Like a lowly Itarusine sailor, Gilly thought, marveling again at the strange magic of flesh that created Maledicte. A creature fey and beautiful from blood as common as seawater. “He is Antyrrian,” Gilly said. “He makes his bows to Aris, not Grigor.”

She snorted, irritated at being corrected. Gilly bowed and escaped. Mulling what it meant for Maledicte’s success that the baroness had taken an interest, it took him more time than it should have to notice the change in the air. A silent current ran the room, carried on whisper and scandal, as dangerous as a snake at twilight. Gilly tracked the source through widened eyes and bent heads, a trail of murmuring. At its center, of course, was Maledicte. Hastily, Gilly headed toward his charge, overcome with irritation. Not even a solitary hour; Maledicte was dangerously hard work.

Even now, Maledicte leaned close enough to the Lady Mirabile to warm her marble flesh with his breath as he spoke.
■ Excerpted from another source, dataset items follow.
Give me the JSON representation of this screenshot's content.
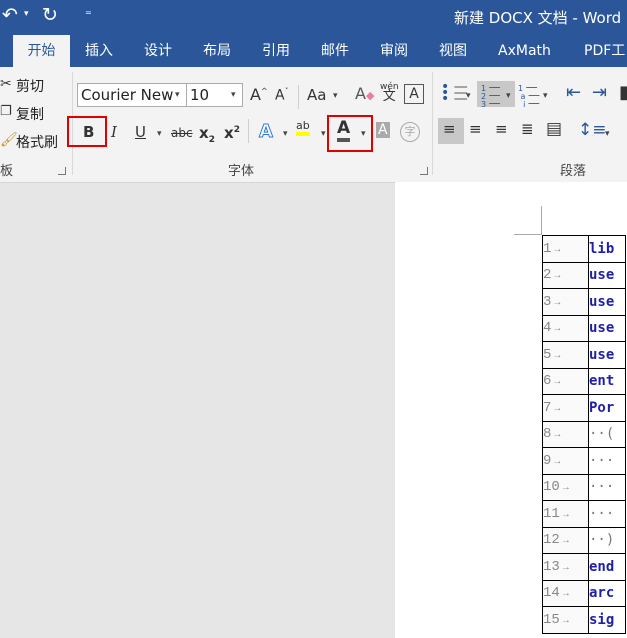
{
  "title_bar": {
    "undo": "↶",
    "redo": "↻",
    "qat_more": "⁼",
    "title": "新建 DOCX 文档 - Word"
  },
  "tabs": [
    "开始",
    "插入",
    "设计",
    "布局",
    "引用",
    "邮件",
    "审阅",
    "视图",
    "AxMath",
    "PDF工"
  ],
  "clipboard": {
    "cut": "剪切",
    "copy": "复制",
    "format_painter": "格式刷",
    "group_label": "板"
  },
  "font": {
    "name": "Courier New",
    "size": "10",
    "group_label": "字体",
    "grow": "A",
    "shrink": "A",
    "case": "Aa",
    "pinyin": "wén",
    "bold": "B",
    "italic": "I",
    "underline": "U",
    "strike": "abc",
    "subscript": "x",
    "subscript_mark": "2",
    "superscript": "x",
    "superscript_mark": "2",
    "effects": "A",
    "highlight": "ab",
    "font_color": "A",
    "shading": "A",
    "enclose": "字",
    "accent_color": "#2b579a",
    "highlight_color": "#ffff00",
    "font_color_bar": "#555555"
  },
  "paragraph": {
    "group_label": "段落"
  },
  "document": {
    "lines": [
      {
        "n": "1",
        "arrow": "→",
        "code": "lib",
        "style": "kw"
      },
      {
        "n": "2",
        "arrow": "→",
        "code": "use",
        "style": "kw"
      },
      {
        "n": "3",
        "arrow": "→",
        "code": "use",
        "style": "kw"
      },
      {
        "n": "4",
        "arrow": "→",
        "code": "use",
        "style": "kw"
      },
      {
        "n": "5",
        "arrow": "→",
        "code": "use",
        "style": "kw"
      },
      {
        "n": "6",
        "arrow": "→",
        "code": "ent",
        "style": "kw"
      },
      {
        "n": "7",
        "arrow": "→",
        "code": "Por",
        "style": "kw"
      },
      {
        "n": "8",
        "arrow": "→",
        "code": "··(",
        "style": "dot"
      },
      {
        "n": "9",
        "arrow": "→",
        "code": "···",
        "style": "dot"
      },
      {
        "n": "10",
        "arrow": "→",
        "code": "···",
        "style": "dot"
      },
      {
        "n": "11",
        "arrow": "→",
        "code": "···",
        "style": "dot"
      },
      {
        "n": "12",
        "arrow": "→",
        "code": "··)",
        "style": "dot"
      },
      {
        "n": "13",
        "arrow": "→",
        "code": "end",
        "style": "kw"
      },
      {
        "n": "14",
        "arrow": "→",
        "code": "arc",
        "style": "kw"
      },
      {
        "n": "15",
        "arrow": "→",
        "code": "sig",
        "style": "kw"
      }
    ]
  }
}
Her eyes widened and gleamed; her teeth flashed in a small, practiced smile.

Gilly, close enough to overhear Maledicte’s words, took Maledicte’s sleeve in white-gloved hands and tugged like a demanding child. Maledicte paused, his mouth hovering by the spider-shaped patch on Mirabile’s cheek.
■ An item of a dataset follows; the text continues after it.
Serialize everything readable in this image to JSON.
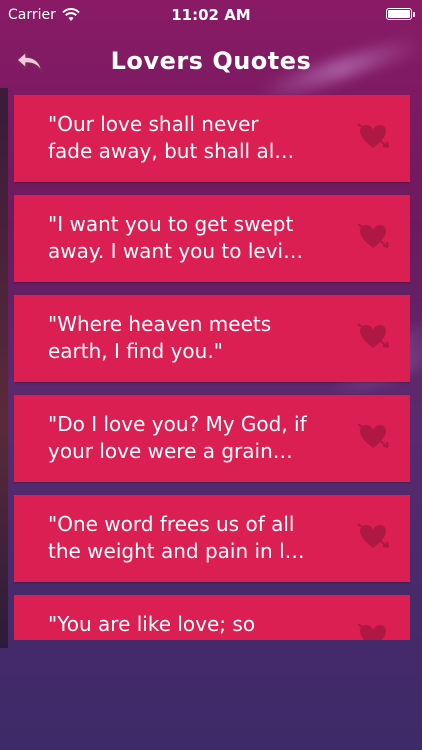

“Is something wrong, Gilly?” Maledicte asked.

Lady Mirabile twined her arm around Maledicte’s, forcing Gilly to move his hands or touch her skin. He let go his grip and met the wicked, jaded eyes of Lady Mirabile and, worse, the astonished gray gaze of Brierly Westfall. A servant interrupting his master? Mirabile laughed musically at his discomfiture.

Across the ballroom, DeGuerre heard Mirabile’s triumphant voice, turned to look, and, espying Maledicte, turned his back.
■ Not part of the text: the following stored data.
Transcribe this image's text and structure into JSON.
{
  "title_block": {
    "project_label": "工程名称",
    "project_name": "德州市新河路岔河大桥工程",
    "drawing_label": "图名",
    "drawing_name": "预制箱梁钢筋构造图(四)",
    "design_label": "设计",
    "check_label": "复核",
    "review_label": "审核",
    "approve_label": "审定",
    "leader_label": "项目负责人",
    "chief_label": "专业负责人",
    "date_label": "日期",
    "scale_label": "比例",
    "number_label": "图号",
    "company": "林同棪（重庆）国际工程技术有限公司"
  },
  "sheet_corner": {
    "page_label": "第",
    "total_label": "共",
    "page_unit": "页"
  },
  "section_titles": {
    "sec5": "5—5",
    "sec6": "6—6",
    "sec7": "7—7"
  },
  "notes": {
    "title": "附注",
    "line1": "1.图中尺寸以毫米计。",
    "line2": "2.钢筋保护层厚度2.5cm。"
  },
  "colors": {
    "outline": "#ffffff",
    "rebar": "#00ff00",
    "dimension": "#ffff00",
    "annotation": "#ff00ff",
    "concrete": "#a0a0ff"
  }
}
The blackness of that brief glance restored Gilly’s courage. “Outside, please?”

Either the “please” mollified Maledicte or Mirabile had begun to bore him; Maledicte took Gilly’s gloved hand in his own. “Ladies. Forgive me.” He sketched a bow; his hair, worn loose, fell curling over his shoulders. Mirabile’s fingers twitched as if she would like to tangle those dark locks in her bloodless hands. She tossed her head in mechanical, charming disappointment, but Gilly knew her irritation and chagrin were real.

Gilly ushered Maledicte through the ballroom, toward the gilded antechamber, where heaps of discarded floral tributes perfumed the air and dusted the floor with bright, fallen petals.

“Have I been errant, Gilly? Mirabile seemed to admire my audacious tongue. Of course, I think she expects me to spend some time later with her, where my audacious tongue would be only for her enjoyment.”

Gilly yanked Maledicte into the blue-curtained alcove that served as the cloakroom. Maledicte stumbled against Gilly and snarled, “Surely my sins, whatever they are, do not merit manhandling.”

“Shh,” Gilly said. “Be silent.”

Maledicte’s lips thinned, his eyes blackened, but the rage never surfaced. “You’re angry at me.”

Gilly shoved Maledicte toward a seat near the curtain.

“Temper, temper,” Maledicte teased. His mouth opened; his tongue touched his teeth. He scented trouble and was pleased at the prospect. He folded himself down on a woman’s fur-lined cloak, smoothing the pelt against his face. “Tell me why you’re angry?”

“DeGuerre.” Gilly tore the cloak from Mal’s hands, hurled it over another hook.

“Everything is going quite well,” Maledicte said.

“Well?” Gilly said. “Blackmail requires one person to hold a secret over another, and to keep that secret in exchange for goods, money, or services.”

“I am passing familiar with the concept.” Maledicte reached past the curtains to capture a goblet from a startled waiter, heading out toward the balconies and a rendezvous. He sipped, curled his lips in appreciation.

“Maledicte,” Gilly said. A single word containing three years of exasperation. He raked his hands through his hair, catching his fingers in the queue and leaving it in tufty disarray. “You told Lady Mirabile and Brierly Westfall, the biggest gossips in the court, about Lilia DeGuerre.”